Open ni-balexand opened 1 year ago
hi -
why would you not simply fix the file to have proper CR/NL combinations? (edit: OK I thought that was the input file, it's the output)
this part:
assert rendered == b'Line 1\r\r\nLine 2\r\r\nLine 3\r\r\n'
looks wrong?
I'd really like to use Python's text mode here and not go back to a Python 2-ish approach.
I guess that written file is the bug. I'm not really understanding the problem yet. I dont want to write "b" at all.
Mike Bayer has proposed a fix for this issue in the main branch:
switch to textmode in all cases https://gerrit.sqlalchemy.org/c/sqlalchemy/mako/+/4450
see above gerrit. does not work yet, as we have some super legacy BOM stuff I'd have to figure out and/or just remove.

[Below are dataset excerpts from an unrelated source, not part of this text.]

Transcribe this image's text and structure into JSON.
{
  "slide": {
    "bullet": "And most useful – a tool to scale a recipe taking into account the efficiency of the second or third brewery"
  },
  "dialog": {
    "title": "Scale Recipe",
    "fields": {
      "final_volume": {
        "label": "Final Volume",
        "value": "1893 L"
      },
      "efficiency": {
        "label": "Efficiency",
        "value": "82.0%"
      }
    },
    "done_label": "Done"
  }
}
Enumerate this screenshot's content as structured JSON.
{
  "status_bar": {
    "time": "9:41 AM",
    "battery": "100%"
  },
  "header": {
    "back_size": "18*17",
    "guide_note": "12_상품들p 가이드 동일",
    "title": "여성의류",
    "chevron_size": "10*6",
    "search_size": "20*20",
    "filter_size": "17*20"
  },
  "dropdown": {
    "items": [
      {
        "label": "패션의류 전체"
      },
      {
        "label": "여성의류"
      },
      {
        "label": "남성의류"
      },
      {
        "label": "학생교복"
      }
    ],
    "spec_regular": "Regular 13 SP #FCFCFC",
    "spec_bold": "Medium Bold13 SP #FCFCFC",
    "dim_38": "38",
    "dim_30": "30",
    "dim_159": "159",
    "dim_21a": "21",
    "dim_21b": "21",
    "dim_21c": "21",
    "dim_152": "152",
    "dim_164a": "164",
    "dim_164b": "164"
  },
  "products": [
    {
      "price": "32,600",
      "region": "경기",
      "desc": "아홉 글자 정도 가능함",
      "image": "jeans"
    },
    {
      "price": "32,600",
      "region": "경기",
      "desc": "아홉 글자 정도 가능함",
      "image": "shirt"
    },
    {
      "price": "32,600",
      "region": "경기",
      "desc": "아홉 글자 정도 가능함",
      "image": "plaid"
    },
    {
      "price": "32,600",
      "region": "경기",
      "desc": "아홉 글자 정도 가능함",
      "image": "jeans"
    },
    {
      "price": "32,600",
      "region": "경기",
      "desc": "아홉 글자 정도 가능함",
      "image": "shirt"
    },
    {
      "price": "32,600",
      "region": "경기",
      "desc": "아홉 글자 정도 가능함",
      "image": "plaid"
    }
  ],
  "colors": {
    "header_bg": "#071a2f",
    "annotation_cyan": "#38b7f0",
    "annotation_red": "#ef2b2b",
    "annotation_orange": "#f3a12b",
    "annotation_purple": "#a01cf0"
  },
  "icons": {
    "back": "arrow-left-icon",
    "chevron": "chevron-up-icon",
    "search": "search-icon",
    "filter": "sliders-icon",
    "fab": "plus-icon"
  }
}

the "reading bytes" thing is strictly python 2. if it's causing problems, it's out. I want to use the most modern Python features
OK I understand the issue now. here is the fix:
diff --git a/mako/cmd.py b/mako/cmd.py
index 93a6733..deb8b95 100755
--- a/mako/cmd.py
+++ b/mako/cmd.py
@@ -86,12 +86,12 @@ def cmdline(argv=None):
kw = dict(varsplit(var) for var in options.var)
try:
- rendered = template.render(**kw)
+ rendered = template.render_unicode(**kw)
except:
_exit()
else:
if output_file:
- open(output_file, "wt", encoding=output_encoding).write(rendered)
+ open(output_file, "wt", newline="", encoding=output_encoding).write(rendered)
else:
sys.stdout.write(rendered)
we have no need for text mode to convert newlines so we turn it off.
can you confirm this fixes all issues on your end? thanks
Yes, that fixes the issue.
I get the confusion now. Opening as text vs binary has several effects including:
Opening in text mode with newline="" will turn off newline conversion while leaving the character encoding alone, and continuing to use the str type for read/write operations. It looks like render_unicode will return a str type just as render did.
I don't see any specific reason why we would need to change render to render_unicode as far as the newline problem I'm looking at (reverting back to just render still looks fine).
Do you think changing to render_unicode is necessary for other string encoding reasons?
render() returns either bytes or string while render_unicode always returns string.
right it's not strictly related but the way it is is technically wrong. eventually typing will be added here and it will change anyway
The issue here can be demonstrated by running the following script on Windows:
It's odd that read_file() in util.py opens / reads in binary mode but then cmdline() in cmd.py opens / writes in text mode. The whole point of using text mode should be to convert EOLs on Windows, but it does not do this correctly.